Can you refinance a home equity loan?
Yes, you can refinance a home equity loan. Just as with a primary mortgage, your home equity loan (also called a "second mortgage") can be refinanced into a new loan with better terms.
Refinancing allows you to secure a lower interest rate, reduce monthly payments, or adjust your loan structure to fit your financial goals better.
What you'll typically need:
• At least 20% equity in your home
• A credit score of 680 or higher
• A debt-to-income (DTI) ratio under 43%
Whether you're looking to lower your rate or restructure your loan, refinancing your home equity loan can be a smart financial move.
8 reasons to refinance a home equity loan
Your money situation changes over time. Interest rates go up and down. Home values increase.
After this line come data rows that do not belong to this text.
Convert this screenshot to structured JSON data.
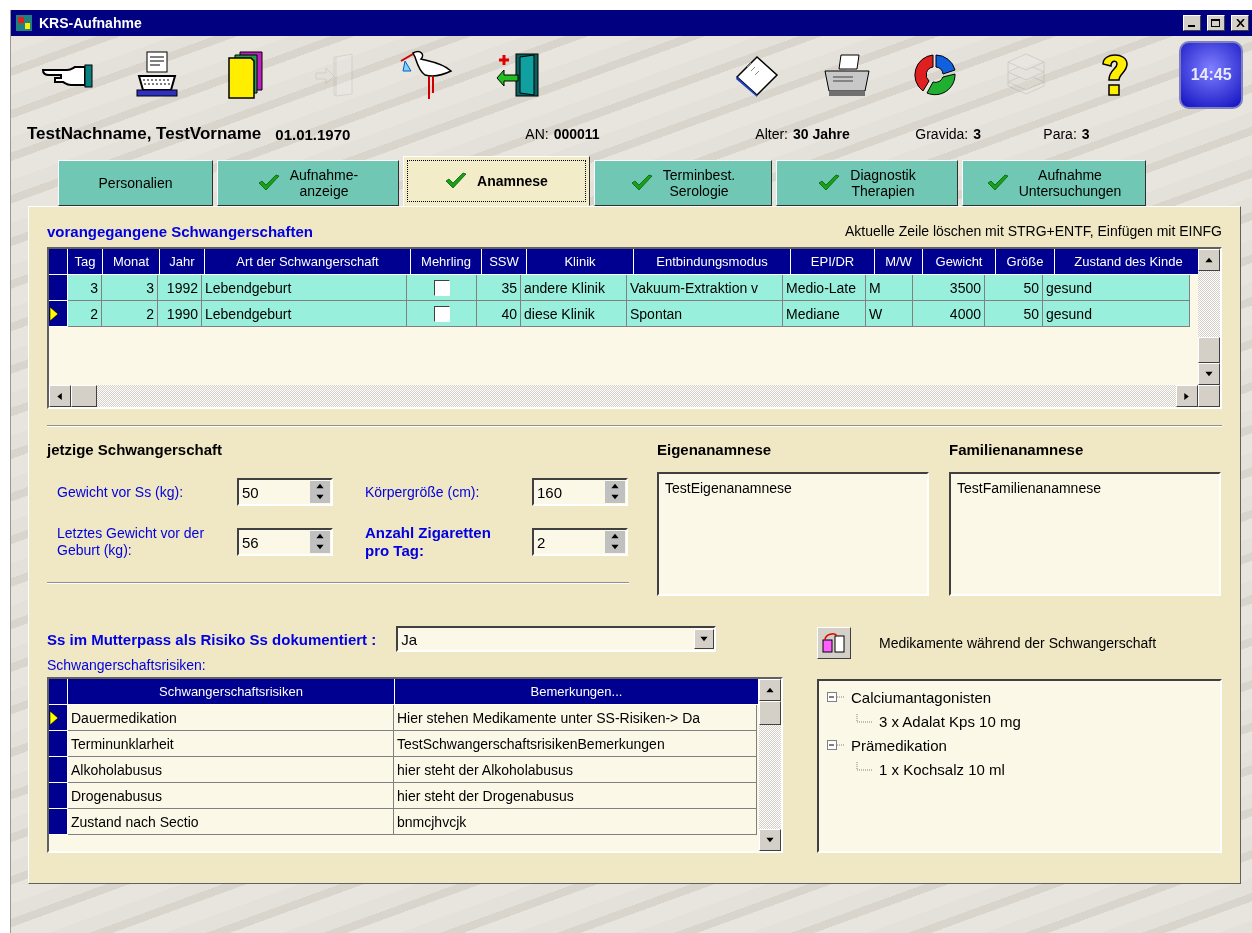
{
  "window": {
    "title": "KRS-Aufnahme"
  },
  "toolbar": [
    {
      "kind": "hand",
      "disabled": false
    },
    {
      "kind": "typewriter",
      "disabled": false
    },
    {
      "kind": "folders",
      "disabled": false
    },
    {
      "kind": "door-in",
      "disabled": true
    },
    {
      "kind": "stork",
      "disabled": false
    },
    {
      "kind": "exit-door",
      "disabled": false
    },
    {
      "kind": "gap"
    },
    {
      "kind": "notepad",
      "disabled": false
    },
    {
      "kind": "fax",
      "disabled": false
    },
    {
      "kind": "recycle",
      "disabled": false
    },
    {
      "kind": "books",
      "disabled": true
    },
    {
      "kind": "help",
      "disabled": false
    }
  ],
  "clock": "14:45",
  "patient": {
    "name": "TestNachname, TestVorname",
    "birthdate": "01.01.1970",
    "an_label": "AN:",
    "an": "000011",
    "age_label": "Alter:",
    "age": "30 Jahre",
    "gravida_label": "Gravida:",
    "gravida": "3",
    "para_label": "Para:",
    "para": "3"
  },
  "tabs": [
    {
      "lines": [
        "Personalien"
      ],
      "checked": false,
      "selected": false
    },
    {
      "lines": [
        "Aufnahme-",
        "anzeige"
      ],
      "checked": true,
      "selected": false
    },
    {
      "lines": [
        "Anamnese"
      ],
      "checked": true,
      "selected": true
    },
    {
      "lines": [
        "Terminbest.",
        "Serologie"
      ],
      "checked": true,
      "selected": false
    },
    {
      "lines": [
        "Diagnostik",
        "Therapien"
      ],
      "checked": true,
      "selected": false
    },
    {
      "lines": [
        "Aufnahme",
        "Untersuchungen"
      ],
      "checked": true,
      "selected": false
    }
  ],
  "previous_pregnancies": {
    "title": "vorangegangene Schwangerschaften",
    "hint": "Aktuelle Zeile löschen mit STRG+ENTF, Einfügen mit EINFG",
    "columns": [
      {
        "label": "Tag",
        "kind": "number"
      },
      {
        "label": "Monat",
        "kind": "number"
      },
      {
        "label": "Jahr",
        "kind": "number"
      },
      {
        "label": "Art der Schwangerschaft",
        "kind": "text"
      },
      {
        "label": "Mehrling",
        "kind": "checkbox"
      },
      {
        "label": "SSW",
        "kind": "number"
      },
      {
        "label": "Klinik",
        "kind": "text"
      },
      {
        "label": "Entbindungsmodus",
        "kind": "text"
      },
      {
        "label": "EPI/DR",
        "kind": "text"
      },
      {
        "label": "M/W",
        "kind": "text"
      },
      {
        "label": "Gewicht",
        "kind": "number"
      },
      {
        "label": "Größe",
        "kind": "number"
      },
      {
        "label": "Zustand des Kinde",
        "kind": "text"
      }
    ],
    "rows": [
      {
        "selected": false,
        "cells": [
          "3",
          "3",
          "1992",
          "Lebendgeburt",
          false,
          "35",
          "andere Klinik",
          "Vakuum-Extraktion v",
          "Medio-Late",
          "M",
          "3500",
          "50",
          "gesund"
        ]
      },
      {
        "selected": true,
        "cells": [
          "2",
          "2",
          "1990",
          "Lebendgeburt",
          false,
          "40",
          "diese Klinik",
          "Spontan",
          "Mediane",
          "W",
          "4000",
          "50",
          "gesund"
        ]
      }
    ]
  },
  "current_pregnancy": {
    "title": "jetzige Schwangerschaft",
    "fields": [
      {
        "label": "Gewicht vor Ss (kg):",
        "value": "50",
        "bold": false
      },
      {
        "label": "Körpergröße (cm):",
        "value": "160",
        "bold": false
      },
      {
        "label": "Letztes Gewicht vor der Geburt (kg):",
        "value": "56",
        "bold": false
      },
      {
        "label": "Anzahl Zigaretten pro Tag:",
        "value": "2",
        "bold": true
      }
    ]
  },
  "own_history": {
    "title": "Eigenanamnese",
    "value": "TestEigenanamnese"
  },
  "family_history": {
    "title": "Familienanamnese",
    "value": "TestFamilienanamnese"
  },
  "risk_documented": {
    "label": "Ss im Mutterpass als Risiko Ss dokumentiert :",
    "value": "Ja"
  },
  "risks": {
    "label": "Schwangerschaftsrisiken:",
    "columns": [
      "Schwangerschaftsrisiken",
      "Bemerkungen..."
    ],
    "rows": [
      {
        "selected": true,
        "cells": [
          "Dauermedikation",
          "Hier stehen Medikamente unter SS-Risiken-> Da"
        ]
      },
      {
        "selected": false,
        "cells": [
          "Terminunklarheit",
          "TestSchwangerschaftsrisikenBemerkungen"
        ]
      },
      {
        "selected": false,
        "cells": [
          "Alkoholabusus",
          "hier steht der Alkoholabusus"
        ]
      },
      {
        "selected": false,
        "cells": [
          "Drogenabusus",
          "hier steht der Drogenabusus"
        ]
      },
      {
        "selected": false,
        "cells": [
          "Zustand nach Sectio",
          "bnmcjhvcjk"
        ]
      }
    ]
  },
  "medications": {
    "label": "Medikamente während der Schwangerschaft",
    "tree": [
      {
        "label": "Calciumantagonisten",
        "expanded": true,
        "children": [
          {
            "label": "3 x Adalat Kps 10 mg"
          }
        ]
      },
      {
        "label": "Prämedikation",
        "expanded": true,
        "children": [
          {
            "label": "1 x Kochsalz 10 ml"
          }
        ]
      }
    ]
  }
}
Credit scores improve. And life brings new expenses.
Refinancing your home equity loan lets you adjust your loan to match where you are today.
Here's when refinancing makes sense:
1. Get a Lower Interest Rate
If rates have dropped since you got your original loan, or if your credit score has gone up, refinancing could lower your interest costs and monthly payment.
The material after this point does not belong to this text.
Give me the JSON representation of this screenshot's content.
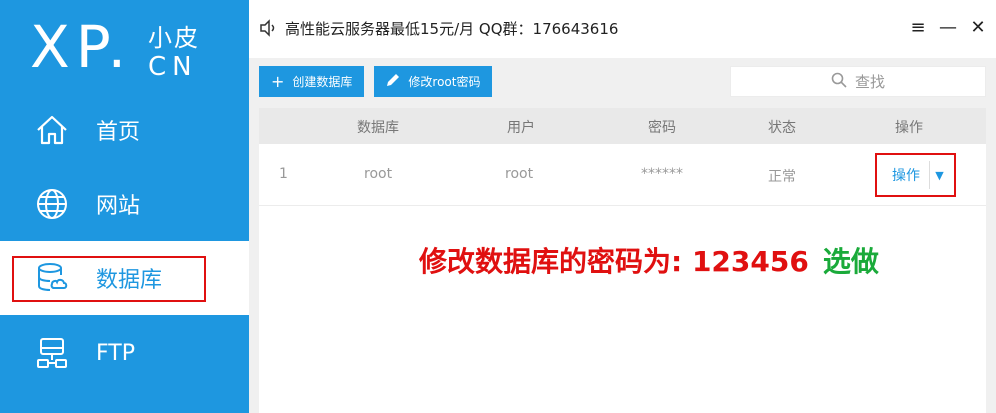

Pro tip: Refinancing usually makes sense when you can lower your rate by at least 0.75% to 1%.
2. Lock in Stable Payments
If you have a HELOC (Home Equity Line of Credit), your rate changes with the market. That means your payment can jump around. Refinancing into a fixed-rate home equity loan gives you the same payment every month, making it easier to plan your budget.
3. Access More of Your Home's Value
When your home's value goes up, you build more equity. Refinancing lets you borrow against that extra equity for home improvements, major purchases, college expenses, or other important needs.
4. Lower Your Monthly Payment
Do you need more room for your budget? You can refinance to extend your loan term or get a lower rate. Both options can reduce your monthly payment and free up cash for other goals.
5. Change Your Payoff Timeline
You may want to pay off your loan faster by shortening the term. Or you need lower payments now and don't mind taking longer to pay it off. Refinancing gives you control over how quickly you pay back what you borrowed.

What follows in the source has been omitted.